The Bucky Rage – Living in a Cult – album review

Do you ever get the rage? Do you need a release for your pent-up frustrations? Then maybe it’s time you did something about it, and what better time than now to try Living in a Cult with The Bucky Rage.

If you’ve ever seen the band live, you’ll know they’ve got a reputation for anarchic chaos, taking to the stage in their luchador mascaras, with a resultant frenzied melee that leaves you in a state of confused bewilderment and elation, wondering just what it was that hit you. Pretty much the effect Living in a Cult will have on you too.

Is Living in a Cult a bad thing I think to myself as Shug’s familiar vocal rattles in my earphones, and an anonymous woman defends the bad rep of Hell’s Angels while, with a certain irony, I fight my way through the hoards of Jehovah’s Witnesses constantly blocking the way to and from Central Station as they completely ignore the couple of homeless people lying under threadbare sleeping bags in their eyeline…

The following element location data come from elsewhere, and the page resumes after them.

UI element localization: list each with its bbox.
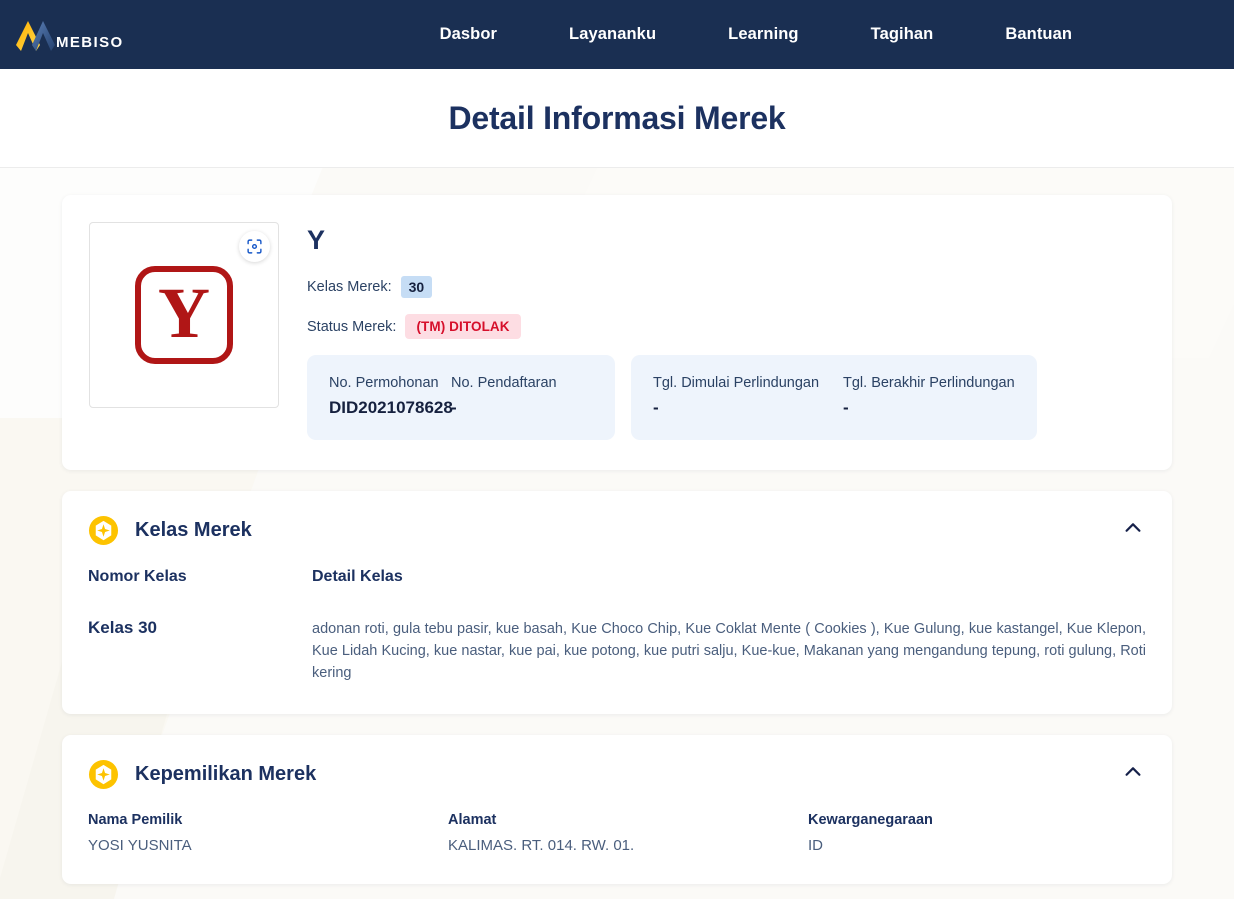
brand-status-label: Status Merek: xyxy=(307,318,397,335)
nav-item-layananku[interactable]: Layananku xyxy=(533,25,692,44)
owner-name-value: YOSI YUSNITA xyxy=(88,837,192,854)
application-info-box: No. Permohonan DID2021078628 No. Pendaft… xyxy=(307,355,615,440)
nav-item-tagihan[interactable]: Tagihan xyxy=(835,25,970,44)
main-nav: Dasbor Layananku Learning Tagihan Bantua… xyxy=(404,25,1108,44)
brand-summary-card: Y Y Kelas Merek: 30 Status Merek: (TM) D… xyxy=(62,195,1172,470)
scan-frame-icon xyxy=(247,239,262,254)
kelas-merek-title: Kelas Merek xyxy=(135,519,252,541)
kelas-merek-section-body: Nomor Kelas Kelas 30 Detail Kelas adonan… xyxy=(62,546,1172,714)
protection-start-label: Tgl. Dimulai Perlindungan xyxy=(653,375,820,391)
page-content: Y Y Kelas Merek: 30 Status Merek: (TM) D… xyxy=(0,168,1234,899)
owner-name-field: Nama Pemilik YOSI YUSNITA xyxy=(88,812,448,854)
kepemilikan-merek-section: Kepemilikan Merek Nama Pemilik YOSI YUSN… xyxy=(62,735,1172,884)
brand-wordmark: MEBISO xyxy=(56,34,124,51)
status-badge: (TM) DITOLAK xyxy=(405,314,521,339)
nav-item-dasbor[interactable]: Dasbor xyxy=(404,25,533,44)
registration-number-label: No. Pendaftaran xyxy=(451,375,557,391)
kelas-number-header: Nomor Kelas xyxy=(88,568,187,585)
protection-dates-box: Tgl. Dimulai Perlindungan - Tgl. Berakhi… xyxy=(631,355,1037,440)
top-navigation-bar: MEBISO Dasbor Layananku Learning Tagihan… xyxy=(0,0,1234,69)
gold-diamond-badge-icon xyxy=(88,759,119,790)
kelas-detail-value: adonan roti, gula tebu pasir, kue basah,… xyxy=(312,621,1146,681)
kepemilikan-merek-title: Kepemilikan Merek xyxy=(135,763,317,785)
page-title: Detail Informasi Merek xyxy=(448,99,786,136)
application-number-value: DID2021078628 xyxy=(329,398,453,417)
owner-address-field: Alamat KALIMAS. RT. 014. RW. 01. xyxy=(448,812,808,854)
gold-diamond-badge-icon xyxy=(88,515,119,546)
trademark-logo-letter: Y xyxy=(158,273,210,353)
kelas-merek-section-header[interactable]: Kelas Merek xyxy=(62,491,1172,546)
kepemilikan-merek-section-body: Nama Pemilik YOSI YUSNITA Alamat KALIMAS… xyxy=(62,790,1172,884)
owner-nationality-field: Kewarganegaraan ID xyxy=(808,812,1146,854)
protection-start-value: - xyxy=(653,398,659,417)
owner-address-value: KALIMAS. RT. 014. RW. 01. xyxy=(448,837,635,854)
registration-number-value: - xyxy=(451,398,457,417)
application-number-field: No. Permohonan DID2021078628 xyxy=(329,375,453,418)
brand-class-badge: 30 xyxy=(400,276,433,298)
scan-icon-button[interactable] xyxy=(239,231,270,262)
registration-info-boxes: No. Permohonan DID2021078628 No. Pendaft… xyxy=(307,355,1144,440)
nav-item-learning[interactable]: Learning xyxy=(692,25,834,44)
trademark-logo-image: Y xyxy=(135,266,233,364)
protection-end-value: - xyxy=(843,398,849,417)
kelas-detail-column: Detail Kelas adonan roti, gula tebu pasi… xyxy=(312,568,1146,684)
brand-summary-info: Y Kelas Merek: 30 Status Merek: (TM) DIT… xyxy=(307,222,1144,440)
kelas-merek-section: Kelas Merek Nomor Kelas Kelas 30 Detail … xyxy=(62,491,1172,714)
brand-logo[interactable]: MEBISO xyxy=(0,13,124,57)
owner-nationality-label: Kewarganegaraan xyxy=(808,812,933,828)
protection-end-field: Tgl. Berakhir Perlindungan - xyxy=(843,375,1015,418)
nav-item-bantuan[interactable]: Bantuan xyxy=(969,25,1108,44)
chevron-up-icon[interactable] xyxy=(1122,517,1144,539)
owner-nationality-value: ID xyxy=(808,837,823,854)
brand-class-row: Kelas Merek: 30 xyxy=(307,276,1144,298)
registration-number-field: No. Pendaftaran - xyxy=(451,375,557,418)
content-container: Y Y Kelas Merek: 30 Status Merek: (TM) D… xyxy=(62,195,1172,884)
kelas-number-value: Kelas 30 xyxy=(88,618,157,637)
kelas-detail-header: Detail Kelas xyxy=(312,568,403,585)
brand-status-row: Status Merek: (TM) DITOLAK xyxy=(307,314,1144,339)
protection-end-label: Tgl. Berakhir Perlindungan xyxy=(843,375,1015,391)
page-title-band: Detail Informasi Merek xyxy=(0,69,1234,168)
brand-name: Y xyxy=(307,225,326,255)
owner-fields-grid: Nama Pemilik YOSI YUSNITA Alamat KALIMAS… xyxy=(88,812,1146,854)
brand-class-label: Kelas Merek: xyxy=(307,279,392,295)
kepemilikan-merek-section-header[interactable]: Kepemilikan Merek xyxy=(62,735,1172,790)
owner-name-label: Nama Pemilik xyxy=(88,812,183,828)
owner-address-label: Alamat xyxy=(448,812,497,828)
protection-start-field: Tgl. Dimulai Perlindungan - xyxy=(653,375,843,418)
application-number-label: No. Permohonan xyxy=(329,375,439,391)
trademark-logo-box: Y xyxy=(89,222,279,408)
kelas-table: Nomor Kelas Kelas 30 Detail Kelas adonan… xyxy=(88,568,1146,684)
kelas-number-column: Nomor Kelas Kelas 30 xyxy=(88,568,312,638)
chevron-up-icon[interactable] xyxy=(1122,761,1144,783)
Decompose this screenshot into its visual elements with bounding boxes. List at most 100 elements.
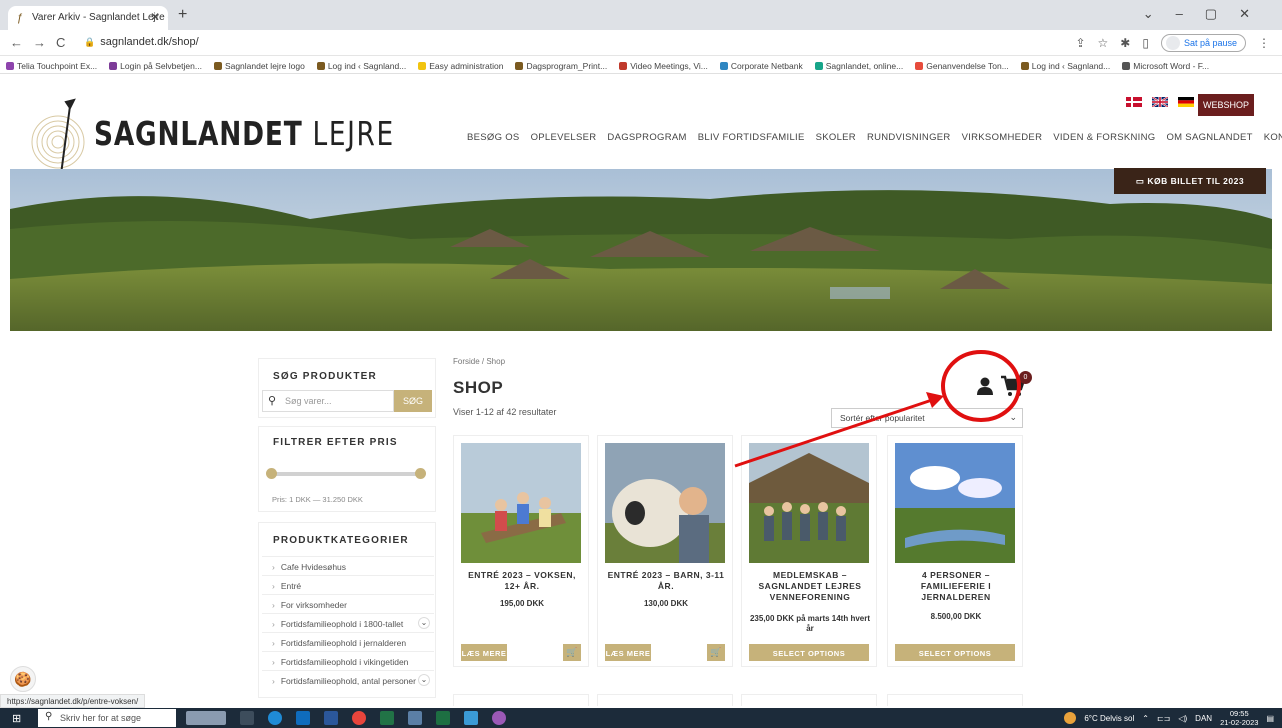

If Eddie Cochrane found Three Steps to Heaven, The Bucky Rage are here to help you on your Three Steps to Rage! Step One: Find the Cult you love… Joining the Cult of Rage is a positive step on your journey to fulfilment. Step Two: Let the music in, don’t fight it, allow it to blacken your heart and corrupt your soul. Step Three:  it’s time to “swear your heart, soul and access to your home bar to your saviours, The Bucky Rage” and your journey is complete.

What can you expect from your conversion? Living in a Cult takes it’s irreverent inspiration from across the great and good of the devil’s own music, rock and roll, taking in large swathes of sleazy garage rock and proto-punk, bathing it in the glow of the glimmering radiance of soul, and drawing inspiration from the desperation and pathos of country and western… chucking all the best bits into the mix and making it their own.

Despite my summation of the frenzied nature of The Bucky Rage live experience, the album opens in a restrained sedate manner with the gloriously laidback Snails, “I’ve got all the time… as I wait for you to come” sings Shug atop a dreamy psychedelic VU style riff. Did I hear you say you wanna go faster? Time to jump on the Waltzer as the band hit their stride and add fairground organ sounds to the mix. The albums title track has a suitably manic air as the flipped-out histrionic refrain encourages you to “join a cult”, before switching to the hypnotic driving rhythm of Hard Working Man.

The swirling slow psychotic psychedelic burn of Be My Bride builds to another deliriously unhinged climax, the hypnotic sixties psychedelia continuing into the suitably titled I Am Drug. Perhaps my favourite track on the album Buckle Up takes it’s blueprint from the roots of soul, with a hint of lover’s rock, and gives it a bit of a bluesy New York Dolls-esque makeover, the repeated coda of “you gotta buck up your ideas, or you’re gonna be sad” delivered with a real sense of poignancy. Tremendous.

Penultimate song Broken Down brings a distorted guitar and rollicking keyboard maelstrom to the party, complete with a howling hound backing, illustrating the huge helping of wry humour throughout this album. A fact illustrated again in the desolate pathos displayed on the country & western song that closes out the album, a tribute to Hank Williams in both title and style. The lyrics of I Saw the Light (But It Didn’t See Me) hint at Deliverance style backwater relationship…”I told her I loved her, my cousin smiled sweetly”… helping to close out the album in style.